On Tuesday, President Barack Obama’s former auto industry bailout czar, Steven Rattner, contradicted evidence obtained by The Daily Caller and several congressional committees by claiming the administration had no hand in the decision to terminate 20,000 nonunion Delphi salaried retirees’ pensions.
TheDC asked Rattner if the Obama administration should restore the Delphi pensions.
“No, I don’t think the administration – the administration was not the decision-maker in what happened in Delphi, so therefore I don’t think it’s for the administration to suddenly go back in and change something,” Rattner told TheDC after an event at the Center for American Progress, a liberal think tank.
Rattner’s claim that the Obama administration “was not the decision-maker” in the Delphi salaried retirees’ pension termination scandal directly contradicts recently surfaced documents. (RELATED: Emails: Geithner, Treasury drove cutoff of non-union Delphi workers’ pensions)
Documents obtained by TheDC in early August reveal that the Department of Treasury and the White House drove the cutoff of those pensions, and subsequent congressional investigations have drawn similar conclusions.
House Ways and Means Committee Chairman Rep. Dave Camp – who launched his own investigation into the scandal after TheDC’s report – concluded that, based on the preliminary documents he has obtained, “Treasury was clearly in the center of the decision to terminate the pensions of Delphi’s salaried workers.”
Camp also noted that the Treasury Department is withholding documents from his committee – as his investigators acquired some relevant documents Secretary Timothy Geithner’s Treasury team should have turned over from other sources, like the Pension Benefit Guaranty Corporation. (RELATED: Issa, Turner threaten Geithner with subpoenas on Delphi documents)
“Instead of withholding important documents, Treasury should release all documents without further delay and give these hardworking Americans answers as to why Treasury believed they were not entitled to their full pensions,” Camp added. “I have serious concerns about this administration picking winners and losers in Delphi’s bankruptcy.”
House oversight committee Chairman Rep. Darrell Issa – who is also investigating the scandal – has threatened Geithner with subpoenas if he doesn’t turn over all documents related to the scandal by the close of business on Tuesday. At this time, it’s unclear if Treasury has provided documents to Issa’s committee.
The House Education and Workforce Committee is also investigating the scandal, and the subcommittee chairman at its investigative helm – Tennessee Republican Rep. Phil Roe – told TheDC that he and his staff are considering subpoenas to compel document production.
In addition, just this week, House Financial Services Committee Chairman Rep. Spencer Bachus threw his weight behind the investigations, offering Camp and his committee any resources necessary to further their effort.
There’s widespread bipartisan support to get to the bottom of this issue, as Democratic Reps. Joe Donnelly of Indiana, Kathy Hochul of New York and Marcy Kaptur and Tim Ryan of Ohio, and Democratic Sen.
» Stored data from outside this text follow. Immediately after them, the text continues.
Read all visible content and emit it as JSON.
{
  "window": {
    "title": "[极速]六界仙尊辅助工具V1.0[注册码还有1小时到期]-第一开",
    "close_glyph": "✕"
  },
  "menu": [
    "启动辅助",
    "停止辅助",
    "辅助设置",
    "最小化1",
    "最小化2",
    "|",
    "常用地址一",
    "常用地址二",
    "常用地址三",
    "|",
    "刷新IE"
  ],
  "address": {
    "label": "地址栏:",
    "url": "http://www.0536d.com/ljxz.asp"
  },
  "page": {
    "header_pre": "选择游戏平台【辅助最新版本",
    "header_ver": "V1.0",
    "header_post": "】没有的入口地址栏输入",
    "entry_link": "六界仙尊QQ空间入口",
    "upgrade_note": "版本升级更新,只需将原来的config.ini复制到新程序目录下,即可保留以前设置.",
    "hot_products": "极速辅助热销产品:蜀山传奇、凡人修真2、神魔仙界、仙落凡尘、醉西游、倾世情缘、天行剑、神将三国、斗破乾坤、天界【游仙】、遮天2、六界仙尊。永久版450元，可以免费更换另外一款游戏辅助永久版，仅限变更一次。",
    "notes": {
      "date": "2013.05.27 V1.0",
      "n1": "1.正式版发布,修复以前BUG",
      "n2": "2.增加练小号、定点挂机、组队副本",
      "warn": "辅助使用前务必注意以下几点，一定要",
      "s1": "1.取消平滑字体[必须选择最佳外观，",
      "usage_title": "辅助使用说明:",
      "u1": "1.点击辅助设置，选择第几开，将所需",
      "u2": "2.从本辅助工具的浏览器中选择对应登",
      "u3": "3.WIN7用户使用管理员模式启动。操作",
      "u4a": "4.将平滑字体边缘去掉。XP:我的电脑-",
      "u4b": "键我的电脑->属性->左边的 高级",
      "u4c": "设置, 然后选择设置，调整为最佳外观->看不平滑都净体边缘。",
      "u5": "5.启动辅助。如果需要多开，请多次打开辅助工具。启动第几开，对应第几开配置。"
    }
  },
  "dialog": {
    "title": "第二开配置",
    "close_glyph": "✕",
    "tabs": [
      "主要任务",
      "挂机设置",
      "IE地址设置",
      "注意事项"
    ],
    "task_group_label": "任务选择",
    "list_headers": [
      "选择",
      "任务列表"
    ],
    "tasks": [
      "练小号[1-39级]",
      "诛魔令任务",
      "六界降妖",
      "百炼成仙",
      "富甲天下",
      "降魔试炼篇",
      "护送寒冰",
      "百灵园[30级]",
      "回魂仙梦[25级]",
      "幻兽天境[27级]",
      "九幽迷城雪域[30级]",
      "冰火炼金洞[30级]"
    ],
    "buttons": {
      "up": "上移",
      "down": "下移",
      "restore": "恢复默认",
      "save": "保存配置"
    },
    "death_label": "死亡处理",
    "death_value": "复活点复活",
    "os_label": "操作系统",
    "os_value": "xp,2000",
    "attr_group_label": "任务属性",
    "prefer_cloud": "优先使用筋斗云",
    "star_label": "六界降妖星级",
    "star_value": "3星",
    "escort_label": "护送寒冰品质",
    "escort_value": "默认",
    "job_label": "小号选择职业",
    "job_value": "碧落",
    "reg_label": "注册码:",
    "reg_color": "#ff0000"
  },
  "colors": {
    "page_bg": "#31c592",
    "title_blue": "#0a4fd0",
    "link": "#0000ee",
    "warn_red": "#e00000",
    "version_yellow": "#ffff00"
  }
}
Sherrod Brown of Ohio, among others in their party, have expressed vocal support for the Delphi salaried retirees’ cause.
During the panel discussion at the Center for American Progress event, Rattner also said that the Delphi salaried retirees’ pension plans were “not well funded” — a charge that runs counter to the evidence.
“We felt that it was important to us that we understood where the money that we were putting in on your behalf into GM was going, how much was going to this issue, to that issue, to the other issue, and so Delphi was a very complicated situation,” Rattner said. “As you know, it’s not part of General Motors — it’s a separate company that was in that time in bankruptcy for two and a half years. And in bankruptcy, those salaried workers were entitled to nothing beyond whatever was in their plan and, unfortunately, their plan was not well funded. The workers had an agreement with General Motors as part of the spinoff that their plan would be protected by General Motors and therefore we felt it was appropriate for General Motors to agree to protect that plan.”
Other documents and congressional and court testimony by figures involved in the matter show that the plan was funded well enough to pay the nonunion retirees just like the administration agreed to pay the union retirees.
During a House oversight committee hearing in Dayton, Ohio, Delphi’s former executive director for employee benefits Steve Gebbia said actuarial firm Towers Watson told him “that while the salaried pension plan was not fully funded at the time of the involuntary termination of the plan, it was, however, funded well above a level that would have required mandatory termination of the plan.”
Jim DeGrandis, an independent consulting actuary with BPS&M, LLC – a Wells Fargo Company – testified in court that Towers Watson’s analysis of the plan showed it was just under 86 percent funded, and that he thinks the Obama administration’s actions were “very unusual” in this case.